In another session, Dan West, CDIO for health and care at the Department of Health in Northern Ireland, outlined how his organisation is deploying a single EPR system across acute care, mental health, community services and social care to “create a single, longitudinal data system to support the delivery in all those disciplines of care across all five trusts”.
West said the creation of the system was “our biggest investment” and will help drive more coordinated care across Northern Ireland. He added that an online portal will be created so that patients can access their own care records.

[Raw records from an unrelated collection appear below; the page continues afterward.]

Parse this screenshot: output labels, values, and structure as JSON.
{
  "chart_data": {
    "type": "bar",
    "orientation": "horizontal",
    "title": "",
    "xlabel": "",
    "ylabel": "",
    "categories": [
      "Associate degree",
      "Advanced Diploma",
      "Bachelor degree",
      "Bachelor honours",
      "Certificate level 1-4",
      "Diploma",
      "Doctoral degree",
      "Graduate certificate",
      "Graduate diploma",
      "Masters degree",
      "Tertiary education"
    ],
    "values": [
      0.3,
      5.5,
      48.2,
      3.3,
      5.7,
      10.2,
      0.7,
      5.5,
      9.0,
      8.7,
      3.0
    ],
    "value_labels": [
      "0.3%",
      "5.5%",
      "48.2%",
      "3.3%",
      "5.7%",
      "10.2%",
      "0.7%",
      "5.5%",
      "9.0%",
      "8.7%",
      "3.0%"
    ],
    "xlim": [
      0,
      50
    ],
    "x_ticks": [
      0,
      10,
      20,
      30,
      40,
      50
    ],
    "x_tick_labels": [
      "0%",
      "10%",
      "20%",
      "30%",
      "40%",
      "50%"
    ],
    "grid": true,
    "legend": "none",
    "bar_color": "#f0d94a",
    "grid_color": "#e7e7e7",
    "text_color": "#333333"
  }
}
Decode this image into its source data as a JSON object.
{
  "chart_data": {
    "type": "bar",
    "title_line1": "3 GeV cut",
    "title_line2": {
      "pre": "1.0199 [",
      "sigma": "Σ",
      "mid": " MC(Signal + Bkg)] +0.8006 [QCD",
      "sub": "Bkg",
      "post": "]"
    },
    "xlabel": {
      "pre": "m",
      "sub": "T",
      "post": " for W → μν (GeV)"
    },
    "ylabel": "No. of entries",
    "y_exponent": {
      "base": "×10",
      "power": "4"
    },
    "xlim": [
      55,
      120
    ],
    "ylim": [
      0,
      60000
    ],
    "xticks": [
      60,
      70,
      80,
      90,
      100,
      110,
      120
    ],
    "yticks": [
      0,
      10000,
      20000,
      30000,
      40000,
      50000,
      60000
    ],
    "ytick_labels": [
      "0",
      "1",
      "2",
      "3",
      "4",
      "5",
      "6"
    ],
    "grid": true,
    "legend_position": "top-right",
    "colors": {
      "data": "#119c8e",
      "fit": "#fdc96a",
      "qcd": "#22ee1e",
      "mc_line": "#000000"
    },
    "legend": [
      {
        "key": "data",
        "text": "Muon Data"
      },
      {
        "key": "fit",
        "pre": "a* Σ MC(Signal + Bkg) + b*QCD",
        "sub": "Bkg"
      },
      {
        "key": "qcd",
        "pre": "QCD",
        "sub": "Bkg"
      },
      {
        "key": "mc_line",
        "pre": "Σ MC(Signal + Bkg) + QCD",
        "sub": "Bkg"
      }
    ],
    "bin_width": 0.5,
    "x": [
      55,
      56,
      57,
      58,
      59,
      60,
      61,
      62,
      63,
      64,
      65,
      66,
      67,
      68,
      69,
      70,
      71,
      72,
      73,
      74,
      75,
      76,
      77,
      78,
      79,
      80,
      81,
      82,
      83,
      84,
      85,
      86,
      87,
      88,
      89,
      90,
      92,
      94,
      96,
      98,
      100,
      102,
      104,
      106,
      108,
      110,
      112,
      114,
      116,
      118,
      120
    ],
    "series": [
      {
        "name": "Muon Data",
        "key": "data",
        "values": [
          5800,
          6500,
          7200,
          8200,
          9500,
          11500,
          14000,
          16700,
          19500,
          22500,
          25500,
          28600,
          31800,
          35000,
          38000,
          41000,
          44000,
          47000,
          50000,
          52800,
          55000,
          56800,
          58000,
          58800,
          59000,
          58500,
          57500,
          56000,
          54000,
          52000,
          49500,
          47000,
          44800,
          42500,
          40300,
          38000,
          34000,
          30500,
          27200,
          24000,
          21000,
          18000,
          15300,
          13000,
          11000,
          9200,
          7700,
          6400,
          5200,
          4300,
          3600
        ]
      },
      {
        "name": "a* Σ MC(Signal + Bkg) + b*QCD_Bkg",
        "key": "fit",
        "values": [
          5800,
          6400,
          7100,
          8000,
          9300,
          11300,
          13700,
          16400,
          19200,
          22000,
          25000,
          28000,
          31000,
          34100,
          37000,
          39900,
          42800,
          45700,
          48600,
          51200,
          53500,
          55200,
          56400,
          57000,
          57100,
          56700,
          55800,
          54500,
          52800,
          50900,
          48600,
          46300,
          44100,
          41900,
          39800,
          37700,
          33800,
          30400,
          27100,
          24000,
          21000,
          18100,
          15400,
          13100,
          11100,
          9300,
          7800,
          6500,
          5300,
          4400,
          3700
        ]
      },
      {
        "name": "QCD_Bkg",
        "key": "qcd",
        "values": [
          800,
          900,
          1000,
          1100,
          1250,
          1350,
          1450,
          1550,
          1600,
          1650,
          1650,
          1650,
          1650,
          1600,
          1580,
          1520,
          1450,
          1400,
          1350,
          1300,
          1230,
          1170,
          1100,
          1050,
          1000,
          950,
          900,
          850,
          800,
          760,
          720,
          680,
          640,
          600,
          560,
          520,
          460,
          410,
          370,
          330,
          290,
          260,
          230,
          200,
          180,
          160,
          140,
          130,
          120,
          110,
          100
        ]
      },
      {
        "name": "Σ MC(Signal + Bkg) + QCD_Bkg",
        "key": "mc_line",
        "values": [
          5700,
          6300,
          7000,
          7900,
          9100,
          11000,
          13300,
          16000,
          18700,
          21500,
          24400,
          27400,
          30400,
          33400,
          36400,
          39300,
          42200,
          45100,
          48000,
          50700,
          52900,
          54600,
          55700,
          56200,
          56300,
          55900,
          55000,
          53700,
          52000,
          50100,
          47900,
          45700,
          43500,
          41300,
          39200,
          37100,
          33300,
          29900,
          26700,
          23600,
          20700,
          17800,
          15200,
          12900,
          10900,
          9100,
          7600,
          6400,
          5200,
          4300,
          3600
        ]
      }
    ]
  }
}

On top of the need to roll out EPR systems to achieve a base level of digital maturity within the NHS, skills were also cited throughout Digital Health Rewired 2022 as a major digital transformation issue.
NHS Digital’s Bolton, for example, said there were opportunities to work with the education sector to ensure digital skills were built into healthcare training in the same way that clinical skills are.
“Collectively, we are 10% of the UK economy – if we can’t fix the pipeline for digital skills in the UK, then nobody can,” he said, adding that the implementation of digital skills “needs to be planned, it needs to be deliberate, and we really need to focus on it”, with a particular emphasis on “cyber and analytics”.
Bolton said boosting digital skills would be a major priority for the NHS going forward.
Matthew Taylor, CEO of the NHS Confederation, also noted the importance of digital skills, pointing out that the introduction of new technologies is often not followed up with adequate training on how to use them effectively.
“Often what we do is we innovate, but we don’t provide the training to people, we don’t provide the professional development,” he said.
It is now 20 years since the NHS first launched a programme to roll out EPR. Known as the National Programme for IT, the project was scrapped in 2011 at a cost to taxpayers of close to £10bn.